El cine (aunque también la música, la pintura, la literatura), especialmente, nos muestra cómo el hombre, en cualquier país en que hubiese nacido, sentirá de la misma manera el dolor físico o espiritual, el amor, la ingratitud, la amistad o la soledad.
Y hago esta pequeña reflexión, porque hoy quiero referirme a un excepcional director cinematográfico sueco: Ingmar Bergman.
Suecia, que posee unos 10 millones de habitantes aproximadamente, ocupa la mayor parte de la Península Escandinava, que completan Dinamarca, Noruega y Finlandia.
Es una monarquía constitucional, con un primer ministro al frente de un Consejo de Ministros. No tiene analfabetos. Creo que es un caso único en el mundo en ese aspecto. Desde el punto de vista religioso, son en su mayoría protestantes.
Pero prometí referirme al realizador sueco Ingmar Bergman. Dirigió numerosas películas y, pese a las diferencias que tenemos con su patria, en sus filmes afloran sentimientos idénticos a los que nos caracterizan como argentinos.

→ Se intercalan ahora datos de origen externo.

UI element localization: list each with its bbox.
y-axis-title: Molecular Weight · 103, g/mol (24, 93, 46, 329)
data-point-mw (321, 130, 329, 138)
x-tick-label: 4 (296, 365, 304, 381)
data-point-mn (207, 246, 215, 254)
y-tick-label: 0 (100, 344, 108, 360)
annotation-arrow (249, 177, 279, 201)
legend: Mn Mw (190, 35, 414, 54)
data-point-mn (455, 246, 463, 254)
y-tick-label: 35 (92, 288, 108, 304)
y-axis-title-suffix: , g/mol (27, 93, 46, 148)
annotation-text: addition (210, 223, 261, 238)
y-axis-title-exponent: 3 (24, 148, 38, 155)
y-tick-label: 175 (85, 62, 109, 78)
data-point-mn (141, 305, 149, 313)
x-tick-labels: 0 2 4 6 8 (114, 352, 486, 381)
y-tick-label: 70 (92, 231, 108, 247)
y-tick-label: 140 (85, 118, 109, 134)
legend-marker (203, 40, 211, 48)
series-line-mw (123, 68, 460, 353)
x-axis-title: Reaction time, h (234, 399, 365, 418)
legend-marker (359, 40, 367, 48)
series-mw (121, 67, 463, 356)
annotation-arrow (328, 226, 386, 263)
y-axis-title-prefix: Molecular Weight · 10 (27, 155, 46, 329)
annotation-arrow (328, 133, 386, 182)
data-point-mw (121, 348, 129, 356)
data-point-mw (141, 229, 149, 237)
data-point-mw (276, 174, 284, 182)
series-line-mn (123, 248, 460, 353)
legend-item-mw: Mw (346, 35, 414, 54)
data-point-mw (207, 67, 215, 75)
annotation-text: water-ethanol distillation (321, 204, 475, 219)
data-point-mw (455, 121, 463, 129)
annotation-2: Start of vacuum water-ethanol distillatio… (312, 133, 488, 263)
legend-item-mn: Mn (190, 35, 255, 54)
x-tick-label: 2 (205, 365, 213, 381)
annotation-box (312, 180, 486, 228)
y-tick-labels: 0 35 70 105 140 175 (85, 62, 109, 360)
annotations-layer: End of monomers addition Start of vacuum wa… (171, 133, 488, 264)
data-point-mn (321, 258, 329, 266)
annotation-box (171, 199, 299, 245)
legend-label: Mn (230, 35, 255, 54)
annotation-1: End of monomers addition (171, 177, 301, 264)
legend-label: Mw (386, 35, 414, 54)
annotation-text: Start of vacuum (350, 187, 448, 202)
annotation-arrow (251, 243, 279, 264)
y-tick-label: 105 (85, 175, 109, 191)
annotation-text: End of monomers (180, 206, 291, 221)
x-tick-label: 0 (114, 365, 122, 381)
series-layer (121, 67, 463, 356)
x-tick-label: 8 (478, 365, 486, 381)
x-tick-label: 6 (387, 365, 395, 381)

Nació un 14 de julio de 1918 y pasó su infancia en una pequeña ciudad provinciana donde su padre era pastor. Ya adolescente, se trasladó con su familia a Estocolmo, donde ingresó a la Universidad.
Allí comenzó a montar obras de teatro y a interesarse por la cultura universal. Al estallar la Segunda Guerra Mundial, Suecia permaneció neutral, pero no pudo quedar al margen de las atrocidades cometidas. Porque en las guerras la crueldad es casi un deber y es sabido que de ellas nadie regresa como partió.
Por eso Ingmar Bergman, sólo justificaba la guerra... a la guerra.
Y él, como muchos intelectuales de su país, se valió del arte para expresar todo el horror de la época.
Aunque su existencia transcurrió en una nación como Suecia, considerada una democracia ejemplar, se rebelaba contra la hipocresía y al conformismo de la sociedad en que vivía. Ya desde sus primeras películas muchos críticos lo acusaban de presentar la vida como una pesadilla, aunque Bergman sólo expresaba una dolorosa parte de la realidad.
Casi no hay temas que afecten a los seres humanos, que no hayan sido tratados magistralmente en sus filmes. Los problemas sociales, la experiencia religiosa, los conflictos de pareja, la vejez y la muerte son solo una parte de sus preocupaciones.
Con igual talento realizó dramas y comedias y nadie puede comparársele en la dirección de actores. Era Licenciado en Letras y en Historia del Arte y supo trasmitir como nadie el dolor de los seres humanos.
Realizó más de 50 películas, las que fueron vistas casi todas en nuestro país. Entre ellas, Juventud, divino tesoro, La fuente de la doncella (con la que ganó su primer Oscar), El silencio (cuestionada por la censura oficial), Escenas de la vida conyugal y Fanny y Alexander (por la que obtuvo otro Oscar). La última, de 2000, fue Sarabanda.
Hay una anécdota final que lo define. Un día invernal estaba a las 4 de la mañana por filmar unas tomas de la película Gritos y susurros. Esa escena necesitaba hacerla al aire libre y antes que amaneciera. Cientos de extras estaban preparados junto a todo el elenco. En ese momento, uno de los maquilladores sufrió un desmayo y tardó en recobrar el conocimiento. A los pocos minutos una ambulancia llegó al lugar de la filmación. Bergman nunca había hablado con él, pero igualmente decidió ir con la ambulancia a acompañarlo.
Horas después, el hombre ya estaba repuesto. Pero entonces había amanecido, por lo cual ese día ya no se pudo filmar, con el enorme perjuicio material que significó. A un periodista que supo de la actitud de Bergman con el maquillador y lo interrogó al respecto, el director le respondió: “La vida de un hombre es más importante que la mejor película”.
En esa respuesta estuvo implícita la noble condición humana de Ingmar Bergman.